How the Left’s talk of co-optation missed the real critical questions that 99% Spring offers our movements
This post originally appears on Znet
Last month, a broad alliance of organizations from across the progressive spectrum came together to train 100,000 people in nonviolent direct action in the hopes of supporting a wave of action targeting corporations and the politicians that own them. It was called 99% Spring. Some also called it “co-optation.” We call it “alliance building.”
The conversation within the movement has been fascinating, and reveals some key pitfalls that the resurgent U.S. Left might fall into if we’re not careful.
Grassroots groups that organize primarily in working class and communities of color such as National Peoples Action and the National Domestic Workers Alliance helped lead the 99% Spring process. Despite this, the terms of the debate have almost exclusively centered on the participation and limits of MoveOn.org (as a symbol and stand-in for more moderate liberals, the institutional left, and the nonprofit industrial complex). “Are the liberals co-opting Occupy?” or “Is Occupy co-opting the liberals?” There is indeed a historical precedent of radical peoples’ movements becoming de-fanged by the status quo. And yet, too often, the historic limits of the Left in the United States has been connected to its internal tendency towards sectarianism and the politics of purity. At this moment, our own circular firing squads may be a deeper threat to the viability of our movements than “outside” groups.

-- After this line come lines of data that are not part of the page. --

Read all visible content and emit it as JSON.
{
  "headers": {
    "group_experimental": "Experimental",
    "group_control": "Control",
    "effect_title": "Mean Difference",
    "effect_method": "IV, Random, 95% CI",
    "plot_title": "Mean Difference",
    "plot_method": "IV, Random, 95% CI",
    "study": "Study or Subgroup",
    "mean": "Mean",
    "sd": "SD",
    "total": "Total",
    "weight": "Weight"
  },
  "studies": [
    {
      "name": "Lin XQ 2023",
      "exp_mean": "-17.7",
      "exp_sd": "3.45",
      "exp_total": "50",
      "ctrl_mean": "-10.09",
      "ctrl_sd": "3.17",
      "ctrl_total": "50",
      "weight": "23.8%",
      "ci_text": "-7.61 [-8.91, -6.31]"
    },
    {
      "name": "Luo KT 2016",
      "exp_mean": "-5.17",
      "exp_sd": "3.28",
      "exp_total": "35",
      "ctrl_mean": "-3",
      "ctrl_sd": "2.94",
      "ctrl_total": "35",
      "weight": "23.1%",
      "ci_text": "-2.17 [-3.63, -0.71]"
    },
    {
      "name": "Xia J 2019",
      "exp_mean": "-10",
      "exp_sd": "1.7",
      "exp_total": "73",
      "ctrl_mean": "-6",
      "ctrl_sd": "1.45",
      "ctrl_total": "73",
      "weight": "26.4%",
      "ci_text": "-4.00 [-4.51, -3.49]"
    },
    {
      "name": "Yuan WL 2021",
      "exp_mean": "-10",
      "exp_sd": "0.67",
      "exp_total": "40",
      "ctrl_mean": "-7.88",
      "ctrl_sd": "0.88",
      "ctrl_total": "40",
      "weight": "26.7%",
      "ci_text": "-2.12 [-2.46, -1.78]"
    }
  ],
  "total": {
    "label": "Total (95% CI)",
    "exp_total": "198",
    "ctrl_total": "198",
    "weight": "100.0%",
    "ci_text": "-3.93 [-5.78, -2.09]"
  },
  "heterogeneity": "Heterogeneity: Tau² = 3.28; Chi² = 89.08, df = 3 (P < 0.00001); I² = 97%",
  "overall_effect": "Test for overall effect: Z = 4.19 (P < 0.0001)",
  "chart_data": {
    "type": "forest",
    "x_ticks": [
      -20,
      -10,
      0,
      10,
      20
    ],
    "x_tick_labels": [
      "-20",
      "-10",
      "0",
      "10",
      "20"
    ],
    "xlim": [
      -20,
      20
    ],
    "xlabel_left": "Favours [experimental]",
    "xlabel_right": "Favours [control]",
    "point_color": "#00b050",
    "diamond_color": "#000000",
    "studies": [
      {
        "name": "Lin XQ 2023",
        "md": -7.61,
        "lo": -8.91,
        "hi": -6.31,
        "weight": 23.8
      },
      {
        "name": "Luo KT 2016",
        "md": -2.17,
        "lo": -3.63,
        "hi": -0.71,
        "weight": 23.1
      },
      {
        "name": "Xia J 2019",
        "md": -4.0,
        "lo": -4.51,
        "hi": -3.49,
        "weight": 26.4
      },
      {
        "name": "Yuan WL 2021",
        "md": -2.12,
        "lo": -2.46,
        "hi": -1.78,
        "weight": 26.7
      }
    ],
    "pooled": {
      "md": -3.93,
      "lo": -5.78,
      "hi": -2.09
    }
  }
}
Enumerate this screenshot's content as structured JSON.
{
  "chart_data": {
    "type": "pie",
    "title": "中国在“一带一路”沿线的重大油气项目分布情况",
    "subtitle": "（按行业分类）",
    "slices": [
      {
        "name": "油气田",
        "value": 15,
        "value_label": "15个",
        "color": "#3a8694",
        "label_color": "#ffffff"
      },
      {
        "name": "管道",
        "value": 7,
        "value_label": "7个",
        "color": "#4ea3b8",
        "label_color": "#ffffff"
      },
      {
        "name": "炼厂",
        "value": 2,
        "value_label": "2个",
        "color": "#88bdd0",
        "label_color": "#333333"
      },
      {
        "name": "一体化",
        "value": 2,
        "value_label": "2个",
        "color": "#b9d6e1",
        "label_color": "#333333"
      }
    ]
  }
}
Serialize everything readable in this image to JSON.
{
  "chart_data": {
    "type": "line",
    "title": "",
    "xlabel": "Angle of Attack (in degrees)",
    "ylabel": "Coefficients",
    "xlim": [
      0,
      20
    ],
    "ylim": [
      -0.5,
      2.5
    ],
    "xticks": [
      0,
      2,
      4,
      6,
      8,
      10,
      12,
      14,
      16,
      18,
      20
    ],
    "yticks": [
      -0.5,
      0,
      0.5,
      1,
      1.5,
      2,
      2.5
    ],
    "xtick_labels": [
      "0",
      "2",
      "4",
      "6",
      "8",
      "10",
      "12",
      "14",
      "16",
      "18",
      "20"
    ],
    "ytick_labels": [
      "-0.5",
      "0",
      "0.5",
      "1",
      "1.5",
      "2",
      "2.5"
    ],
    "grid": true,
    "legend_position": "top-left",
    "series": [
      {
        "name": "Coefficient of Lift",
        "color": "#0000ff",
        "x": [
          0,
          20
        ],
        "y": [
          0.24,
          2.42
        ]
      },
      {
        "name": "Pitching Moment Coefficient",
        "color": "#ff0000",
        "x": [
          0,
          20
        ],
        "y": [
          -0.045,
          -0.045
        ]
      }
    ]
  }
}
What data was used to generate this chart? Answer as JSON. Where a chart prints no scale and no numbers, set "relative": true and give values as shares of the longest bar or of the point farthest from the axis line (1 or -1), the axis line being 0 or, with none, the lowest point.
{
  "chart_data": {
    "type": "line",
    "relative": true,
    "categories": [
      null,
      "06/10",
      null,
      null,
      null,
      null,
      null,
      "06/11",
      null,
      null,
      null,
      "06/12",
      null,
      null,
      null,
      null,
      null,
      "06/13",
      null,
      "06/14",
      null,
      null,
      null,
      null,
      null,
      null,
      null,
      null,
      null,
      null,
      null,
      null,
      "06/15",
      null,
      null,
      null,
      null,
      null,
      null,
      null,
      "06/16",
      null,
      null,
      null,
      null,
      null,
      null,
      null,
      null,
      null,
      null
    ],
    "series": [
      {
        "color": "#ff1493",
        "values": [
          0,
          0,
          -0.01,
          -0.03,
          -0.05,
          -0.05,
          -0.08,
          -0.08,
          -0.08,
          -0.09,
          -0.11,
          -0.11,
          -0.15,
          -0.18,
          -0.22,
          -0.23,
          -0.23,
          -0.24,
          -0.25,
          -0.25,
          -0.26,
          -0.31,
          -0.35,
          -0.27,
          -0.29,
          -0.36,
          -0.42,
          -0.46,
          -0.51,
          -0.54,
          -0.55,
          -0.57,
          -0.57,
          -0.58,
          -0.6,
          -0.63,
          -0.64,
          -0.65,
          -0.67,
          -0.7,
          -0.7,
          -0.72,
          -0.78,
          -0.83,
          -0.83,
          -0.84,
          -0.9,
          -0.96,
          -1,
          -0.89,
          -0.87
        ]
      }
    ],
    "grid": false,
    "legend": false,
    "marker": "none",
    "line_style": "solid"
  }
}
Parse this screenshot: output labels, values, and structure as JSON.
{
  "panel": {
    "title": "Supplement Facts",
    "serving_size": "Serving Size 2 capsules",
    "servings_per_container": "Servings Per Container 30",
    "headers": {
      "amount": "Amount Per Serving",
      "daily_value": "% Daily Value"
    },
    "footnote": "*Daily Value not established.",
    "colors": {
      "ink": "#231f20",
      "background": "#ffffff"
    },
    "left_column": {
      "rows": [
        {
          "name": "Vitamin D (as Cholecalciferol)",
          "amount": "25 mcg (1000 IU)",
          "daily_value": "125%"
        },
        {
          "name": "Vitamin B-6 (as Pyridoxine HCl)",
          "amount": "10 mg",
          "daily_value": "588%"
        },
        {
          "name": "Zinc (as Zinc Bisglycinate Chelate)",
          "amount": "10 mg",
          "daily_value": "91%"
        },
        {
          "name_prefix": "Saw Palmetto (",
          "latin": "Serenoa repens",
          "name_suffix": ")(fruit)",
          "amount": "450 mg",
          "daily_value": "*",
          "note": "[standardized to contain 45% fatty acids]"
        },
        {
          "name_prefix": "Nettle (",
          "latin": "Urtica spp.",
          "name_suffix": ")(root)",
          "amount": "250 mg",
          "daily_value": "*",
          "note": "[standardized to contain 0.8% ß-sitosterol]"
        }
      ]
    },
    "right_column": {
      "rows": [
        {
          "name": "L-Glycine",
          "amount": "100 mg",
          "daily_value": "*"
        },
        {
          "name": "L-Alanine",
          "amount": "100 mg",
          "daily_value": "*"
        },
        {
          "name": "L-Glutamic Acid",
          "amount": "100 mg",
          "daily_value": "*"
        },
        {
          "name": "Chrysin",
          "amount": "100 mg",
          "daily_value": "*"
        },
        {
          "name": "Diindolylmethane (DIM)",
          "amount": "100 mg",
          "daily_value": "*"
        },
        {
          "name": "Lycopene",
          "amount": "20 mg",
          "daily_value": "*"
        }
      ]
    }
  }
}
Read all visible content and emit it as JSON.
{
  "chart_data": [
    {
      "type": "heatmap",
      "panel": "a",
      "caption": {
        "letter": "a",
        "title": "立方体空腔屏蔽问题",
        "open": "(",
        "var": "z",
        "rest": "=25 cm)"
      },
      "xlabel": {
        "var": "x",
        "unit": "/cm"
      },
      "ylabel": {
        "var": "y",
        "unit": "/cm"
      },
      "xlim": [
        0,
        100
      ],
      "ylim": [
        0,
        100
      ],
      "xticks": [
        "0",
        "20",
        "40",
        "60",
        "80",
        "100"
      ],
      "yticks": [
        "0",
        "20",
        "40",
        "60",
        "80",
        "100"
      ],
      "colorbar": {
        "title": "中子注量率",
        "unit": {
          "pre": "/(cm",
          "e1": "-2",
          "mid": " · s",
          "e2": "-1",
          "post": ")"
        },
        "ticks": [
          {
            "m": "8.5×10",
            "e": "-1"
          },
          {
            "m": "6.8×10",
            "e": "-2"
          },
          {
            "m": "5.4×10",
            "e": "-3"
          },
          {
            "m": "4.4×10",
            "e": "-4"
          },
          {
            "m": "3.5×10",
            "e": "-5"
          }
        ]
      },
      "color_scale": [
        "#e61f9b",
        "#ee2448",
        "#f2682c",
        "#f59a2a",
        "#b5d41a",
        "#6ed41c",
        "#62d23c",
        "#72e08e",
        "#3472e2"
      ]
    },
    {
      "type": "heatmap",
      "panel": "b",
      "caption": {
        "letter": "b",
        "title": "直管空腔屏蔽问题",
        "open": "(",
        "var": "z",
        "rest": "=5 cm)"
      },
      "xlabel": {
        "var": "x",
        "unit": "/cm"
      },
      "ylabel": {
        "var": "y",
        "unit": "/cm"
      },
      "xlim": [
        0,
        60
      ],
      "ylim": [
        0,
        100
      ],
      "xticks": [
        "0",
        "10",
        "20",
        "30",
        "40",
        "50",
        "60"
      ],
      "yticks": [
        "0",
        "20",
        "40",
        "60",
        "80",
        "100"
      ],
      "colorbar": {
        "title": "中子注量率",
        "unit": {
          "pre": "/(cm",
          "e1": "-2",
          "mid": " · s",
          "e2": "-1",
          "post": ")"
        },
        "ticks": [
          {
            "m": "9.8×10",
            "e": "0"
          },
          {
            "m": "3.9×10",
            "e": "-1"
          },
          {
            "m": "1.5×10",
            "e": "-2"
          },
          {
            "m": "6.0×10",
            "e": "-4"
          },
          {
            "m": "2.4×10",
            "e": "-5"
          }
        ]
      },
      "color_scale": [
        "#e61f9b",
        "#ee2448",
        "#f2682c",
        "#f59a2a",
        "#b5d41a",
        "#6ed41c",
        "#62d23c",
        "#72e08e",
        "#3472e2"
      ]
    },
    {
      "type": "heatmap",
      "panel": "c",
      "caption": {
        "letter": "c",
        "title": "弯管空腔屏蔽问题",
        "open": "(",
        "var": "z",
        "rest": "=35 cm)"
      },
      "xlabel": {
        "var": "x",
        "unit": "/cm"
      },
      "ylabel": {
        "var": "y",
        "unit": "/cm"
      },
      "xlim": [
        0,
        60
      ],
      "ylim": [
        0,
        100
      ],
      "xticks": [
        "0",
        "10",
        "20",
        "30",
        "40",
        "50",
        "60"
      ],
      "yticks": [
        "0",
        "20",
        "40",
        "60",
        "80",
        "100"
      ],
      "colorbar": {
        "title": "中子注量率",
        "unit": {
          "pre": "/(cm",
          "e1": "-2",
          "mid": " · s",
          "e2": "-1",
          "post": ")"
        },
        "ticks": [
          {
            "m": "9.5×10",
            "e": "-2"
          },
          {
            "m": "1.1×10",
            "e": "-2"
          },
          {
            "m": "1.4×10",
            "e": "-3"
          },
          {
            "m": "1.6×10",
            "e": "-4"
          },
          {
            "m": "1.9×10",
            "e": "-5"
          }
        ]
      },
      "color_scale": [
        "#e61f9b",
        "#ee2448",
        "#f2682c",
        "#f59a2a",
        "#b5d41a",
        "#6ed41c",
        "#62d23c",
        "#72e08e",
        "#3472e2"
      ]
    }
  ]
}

It is precisely because of our long-term work with radical grassroots movements that both of us dove into helping organize 99% Spring. We were each involved in writing the curriculum and designing the trainings. We were challenged by, and learned a lot from, the process. Our organizations (the National Domestic Workers Alliance and the Ruckus Society) are both movement groups that support frontline communities speaking and acting for themselves, and we were both part of the left wing of the 99% Spring alliance.
We are living in an incredible time. Occupy has helped us all re-imagine political vision and strategy. 99% Spring was a bold effort with a lot of success, real limitations, and some mistakes. We want to share our experiences from the heart of 99% Spring project to help our movements think more clearly about alliances, and some of the challenges that our political moment presents us.
At a Crossroads
We are at a crossroads as a movement. Many have been slogging away in the trenches for years, pushing against the political winds and doing the slow work of organizing to build popular power within communities hit hardest by the economic and ecological crises. It was hard work, and it moved slowly. Last fall, Occupy exploded on the scene and challenged many of our assumptions about what was possible. By offering both an inspiring political tactic (“occupy”) and a unifying frame (“We are the 99%”), the Occupy movement was able to tap into the mass anger about the crisis that had been brewing for years. Occupy showed that it was possible to have an explicitly radical message, to engage in confrontational action and still speak to millions of people in this country. It became acceptable to talk about economic inequality, corporate greed and capitalism, and that changed the context for all of our work in important ways. It was a humbling moment for many long-term organizers. It also helped reveal some of the shortcomings of the institutional left.
But now what? Like all movements, we have challenges. Most physical occupations have been evicted by the police, removing the ongoing public spaces that made us visible, and the ongoing police confrontations aren’t tapping into organic mass anger in the same way. Many of our internal challenges make it difficult to do the big-picture strategic thinking we need to envision the next steps. This offers us all a moment of experimentation and innovation. In order to engage it, we need to seriously reflect on our circumstance.